3.2.1. Le rappel guidé

Les exercices de "rappel guidé" se caractérisent par une proposition de plusieurs unités lexicales au choix que l'utilisateur doit renseigner dans les champs vides. Parmi ces exercices, nous distinguons des exercices "en contexte" et en "contexte réduit" et différentes manières de guidage.

Les exercices proposés en contexte se basent sur une présentation préalable d'un film vidéo ou d'un dialogue. Ils sont également accompagnés d'un texte présentant un fil conducteur. Ainsi, ils visent la pratique de l'utilisation des unités lexicales dans le discours. Le rappel des unités lexicales peut se baser sur deux processus d'anticipation. Premièrement, l'activité cognitive de l'apprenant est guidée par un processus perceptif obéissant à la "loi de clôture" qui postule qu'il existe chez l'individu une tendance à "fermer" les figures ouvertes, c'est-à-dire à compléter les situations incomplètes" (Guimelli et Rouquette, 1979 : 11). Deuxièmement, on peut supposer des processus d'amorçage conduisant à une activation ou à une anticipation des structures cognitives (Hörmann, 1972 : 129) et à un rappel des unités lexicales à partir des termes présents dans la phrase.

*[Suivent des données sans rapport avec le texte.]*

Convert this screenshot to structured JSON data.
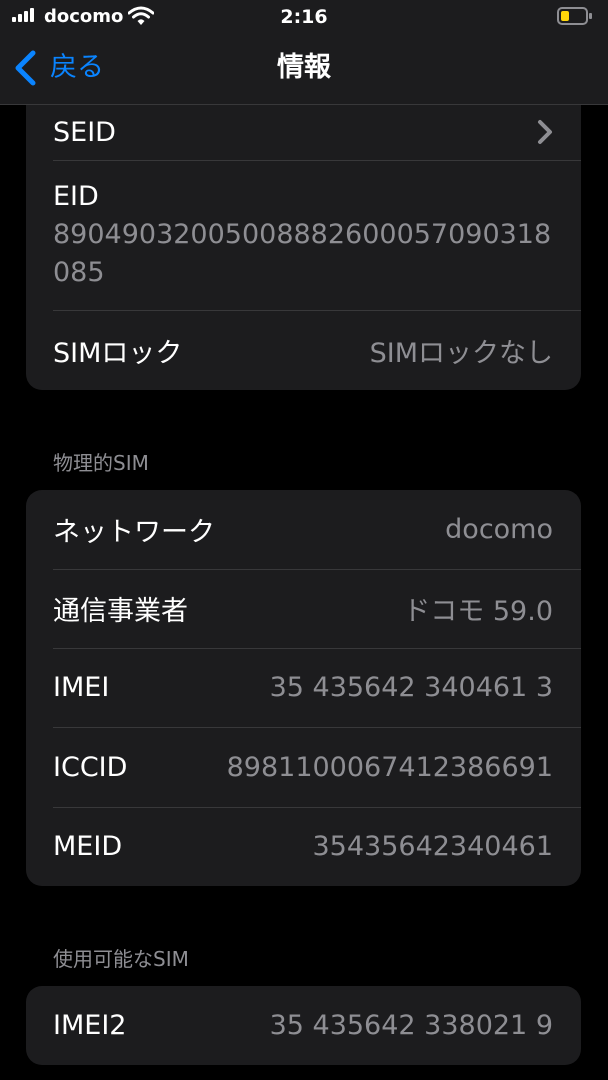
{
  "status_bar": {
    "carrier": "docomo",
    "time": "2:16",
    "battery_color": "#ffd60a"
  },
  "nav": {
    "back_label": "戻る",
    "title": "情報",
    "accent_color": "#0a84ff"
  },
  "card_top": {
    "seid_label": "SEID",
    "eid_label": "EID",
    "eid_value": "89049032005008882600057090318085",
    "sim_lock_label": "SIMロック",
    "sim_lock_value": "SIMロックなし"
  },
  "physical_sim": {
    "header": "物理的SIM",
    "rows": [
      {
        "label": "ネットワーク",
        "value": "docomo"
      },
      {
        "label": "通信事業者",
        "value": "ドコモ 59.0"
      },
      {
        "label": "IMEI",
        "value": "35 435642 340461 3"
      },
      {
        "label": "ICCID",
        "value": "8981100067412386691"
      },
      {
        "label": "MEID",
        "value": "35435642340461"
      }
    ]
  },
  "available_sim": {
    "header": "使用可能なSIM",
    "rows": [
      {
        "label": "IMEI2",
        "value": "35 435642 338021 9"
      }
    ]
  },
  "icons": {
    "signal": "cellular-signal-icon",
    "wifi": "wifi-icon",
    "battery": "battery-icon",
    "back": "chevron-left-icon",
    "disclosure": "chevron-right-icon"
  }
}
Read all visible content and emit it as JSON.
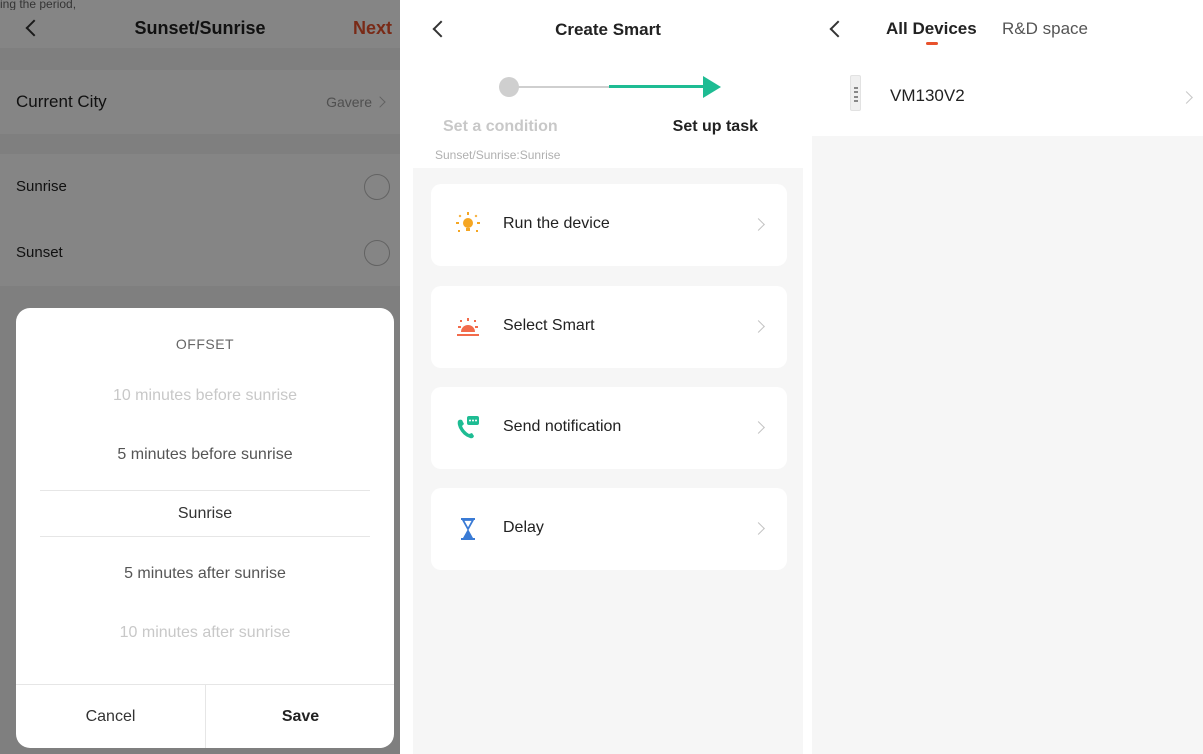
{
  "screen1": {
    "caption_partial": "ing the period,",
    "title": "Sunset/Sunrise",
    "next_label": "Next",
    "city": {
      "label": "Current City",
      "value": "Gavere"
    },
    "options": [
      "Sunrise",
      "Sunset"
    ],
    "offset_sheet": {
      "title": "OFFSET",
      "items": [
        "10 minutes before sunrise",
        "5 minutes before sunrise",
        "Sunrise",
        "5 minutes after sunrise",
        "10 minutes after sunrise"
      ],
      "selected_index": 2,
      "cancel_label": "Cancel",
      "save_label": "Save"
    }
  },
  "screen2": {
    "title": "Create Smart",
    "steps": [
      "Set a condition",
      "Set up task"
    ],
    "condition_summary": "Sunset/Sunrise:Sunrise",
    "tasks": [
      {
        "label": "Run the device",
        "icon": "light-bulb-icon",
        "color": "#f5a623"
      },
      {
        "label": "Select Smart",
        "icon": "sunrise-icon",
        "color": "#f26b4b"
      },
      {
        "label": "Send notification",
        "icon": "phone-message-icon",
        "color": "#1ebc93"
      },
      {
        "label": "Delay",
        "icon": "hourglass-icon",
        "color": "#3a7bd5"
      }
    ]
  },
  "screen3": {
    "tabs": [
      "All Devices",
      "R&D space"
    ],
    "active_tab": 0,
    "devices": [
      {
        "name": "VM130V2",
        "icon": "device-switch-icon"
      }
    ]
  },
  "colors": {
    "accent_orange": "#e8522c",
    "accent_green": "#1ebc93"
  }
}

Les exercices étudiés ci-dessous sont des exercices à trous. Ils proposent à l'utilisateur un choix d'unités lexicales dont la présentation diffère. De cette manière, le degré de difficulté de l'exercice change :

  • Guidage avec difficulté dégressive :

Dans un premier type de guidage, les concepteurs demandent de placer autant d'unités lexicales que l'exercice contient de champs à renseigner. Au fur et à mesure que l'utilisateur avance dans l'exercice, les termes à placer diminuent et la difficulté de choix diminue. L'exercice du cédérom "Tell memore" reproduit ci-après en montre un exemple :

Figure 52 : exercice à trous (cédérom "Tell me more")
Figure 52 : exercice à trous (cédérom "Tell me more")

Il convient de bien comprendre la succession des tours de parole pour pouvoir sélectionner ensuite l'unité lexicale à placer dans le champ vide. Pour le premier champ vide, l'apprenant doit choisir parmi cinq possibilités et chaque fois qu'il en a sélectionné une, le nombre d'unités lexicales au choix diminue progressivement; et avec lui l'effort cognitif à fournir.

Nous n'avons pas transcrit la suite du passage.